David Blatt on the Princeton offense and defensive principles

Zach Lowe did a Q&A with David Blatt shortly after Blatt was hired to be head coach of the Cavs. Here are a few of his responses in respect to his philosophy on offense and defense.

A modern NBA offense is never purely one thing. There are always elements of different philosophies, as coaches steal and adapt different ideas. Jeff Hornacek used elements of the Princeton offense, but not to the degree explained above. Remember, too, that the Princeton offense shares many ideas with the triangle offense.

BLATT: In the full Princeton, there are no plays. Well, there are plays, but there are not called plays. According to the movement of the ball, and the movement of the center, you’re gonna get into certain sets that you read according to how the defense plays you.

That’s the part of the Princeton offense you can see in my teams — the reading and the multi-option possibilities off of any play. The Princeton offense is something that takes a long time to develop. It requires a particular kind of player, and more than anything else, it requires the giving up on the part of all the players of almost everything they know.

But elements of the Princeton offense, in my mind — they are the right way to play.

Read the full Q&A…

From the Q&A below, I found it interesting that Blatt first says defense is the side of the floor where you adapt less, and then, a few questions later, in the same interview, talks about being an adaptive coach.

LOWE: What are your defensive principles?

BLATT: My teams have always been multifaceted and multitasking on defense — a lot of different looks, different kinds of presses, different matchups, matchup zones, trapping schemes. I don’t know that that’s gonna change all that much. Defense is the side of the floor where you adapt less and teach more.

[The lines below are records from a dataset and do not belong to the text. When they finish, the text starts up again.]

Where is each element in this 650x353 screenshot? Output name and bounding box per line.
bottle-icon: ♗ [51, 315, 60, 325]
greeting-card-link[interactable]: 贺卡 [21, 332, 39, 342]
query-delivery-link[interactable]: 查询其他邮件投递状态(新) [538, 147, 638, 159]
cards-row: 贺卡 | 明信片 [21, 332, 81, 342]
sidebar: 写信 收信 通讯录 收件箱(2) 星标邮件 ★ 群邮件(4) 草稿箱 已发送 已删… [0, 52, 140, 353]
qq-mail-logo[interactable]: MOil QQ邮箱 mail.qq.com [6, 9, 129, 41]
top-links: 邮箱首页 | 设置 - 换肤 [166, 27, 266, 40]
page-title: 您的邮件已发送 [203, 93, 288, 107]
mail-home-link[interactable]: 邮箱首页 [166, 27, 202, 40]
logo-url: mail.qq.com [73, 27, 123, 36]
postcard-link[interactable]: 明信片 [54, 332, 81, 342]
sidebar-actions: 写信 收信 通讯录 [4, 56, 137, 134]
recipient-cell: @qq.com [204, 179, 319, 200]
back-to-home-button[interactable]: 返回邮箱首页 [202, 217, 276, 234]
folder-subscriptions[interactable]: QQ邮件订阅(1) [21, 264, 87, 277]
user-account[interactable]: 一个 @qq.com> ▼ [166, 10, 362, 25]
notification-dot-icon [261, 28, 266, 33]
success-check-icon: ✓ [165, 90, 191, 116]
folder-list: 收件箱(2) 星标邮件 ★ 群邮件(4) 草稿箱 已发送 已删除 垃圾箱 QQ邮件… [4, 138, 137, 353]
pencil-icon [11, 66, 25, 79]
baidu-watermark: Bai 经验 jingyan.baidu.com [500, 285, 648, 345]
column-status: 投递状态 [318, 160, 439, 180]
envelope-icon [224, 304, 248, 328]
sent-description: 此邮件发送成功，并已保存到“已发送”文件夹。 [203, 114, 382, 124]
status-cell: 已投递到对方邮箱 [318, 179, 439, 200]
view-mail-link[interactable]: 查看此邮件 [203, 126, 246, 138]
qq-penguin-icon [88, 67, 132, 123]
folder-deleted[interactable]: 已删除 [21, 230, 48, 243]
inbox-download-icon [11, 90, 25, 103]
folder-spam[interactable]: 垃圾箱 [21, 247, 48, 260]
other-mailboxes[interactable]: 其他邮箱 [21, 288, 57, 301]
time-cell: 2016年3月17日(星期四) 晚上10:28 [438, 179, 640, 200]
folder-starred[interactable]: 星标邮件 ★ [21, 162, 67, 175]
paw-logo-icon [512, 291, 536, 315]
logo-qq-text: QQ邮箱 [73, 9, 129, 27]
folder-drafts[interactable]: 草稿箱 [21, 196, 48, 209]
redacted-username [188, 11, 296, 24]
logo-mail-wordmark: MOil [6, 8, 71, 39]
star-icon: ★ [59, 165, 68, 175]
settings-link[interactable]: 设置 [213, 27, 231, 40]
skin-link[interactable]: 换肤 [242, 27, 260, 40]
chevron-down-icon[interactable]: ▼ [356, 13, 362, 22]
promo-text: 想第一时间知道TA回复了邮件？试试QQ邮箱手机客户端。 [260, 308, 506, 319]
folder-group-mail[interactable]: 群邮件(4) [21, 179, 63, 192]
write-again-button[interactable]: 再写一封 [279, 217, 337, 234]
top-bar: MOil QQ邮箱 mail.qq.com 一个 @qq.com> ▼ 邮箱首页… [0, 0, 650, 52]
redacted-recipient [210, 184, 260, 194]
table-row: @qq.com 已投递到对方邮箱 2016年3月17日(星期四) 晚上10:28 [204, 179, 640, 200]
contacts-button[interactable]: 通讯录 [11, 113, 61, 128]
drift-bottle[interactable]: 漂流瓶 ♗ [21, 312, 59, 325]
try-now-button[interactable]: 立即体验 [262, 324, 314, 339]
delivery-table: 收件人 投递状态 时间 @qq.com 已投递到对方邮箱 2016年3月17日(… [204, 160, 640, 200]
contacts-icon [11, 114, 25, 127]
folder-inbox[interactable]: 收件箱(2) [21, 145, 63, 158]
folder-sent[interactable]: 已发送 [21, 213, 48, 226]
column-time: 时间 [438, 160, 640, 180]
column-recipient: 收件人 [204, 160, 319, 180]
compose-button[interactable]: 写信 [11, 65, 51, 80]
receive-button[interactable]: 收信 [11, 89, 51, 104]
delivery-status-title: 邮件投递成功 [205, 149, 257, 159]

LOWE: The NBA is a pick-and-roll league. More defenses like to drop back against that play, but there are still a few that attack it high on the floor. Which style do you prefer for this team?

BLATT: There are two schools of thought in coaching, and neither one is more right than the other. There are coaches that have their system, and they are gonna use that regardless of what the team makeup is. And there are coaches that are adaptive, and take their roster, and play according to their skill set.

I’m more from the adaptive school, with a few principles that are consistent throughout my career. But we have to see what the team looks like before I can tell you exactly how we’re gonna play.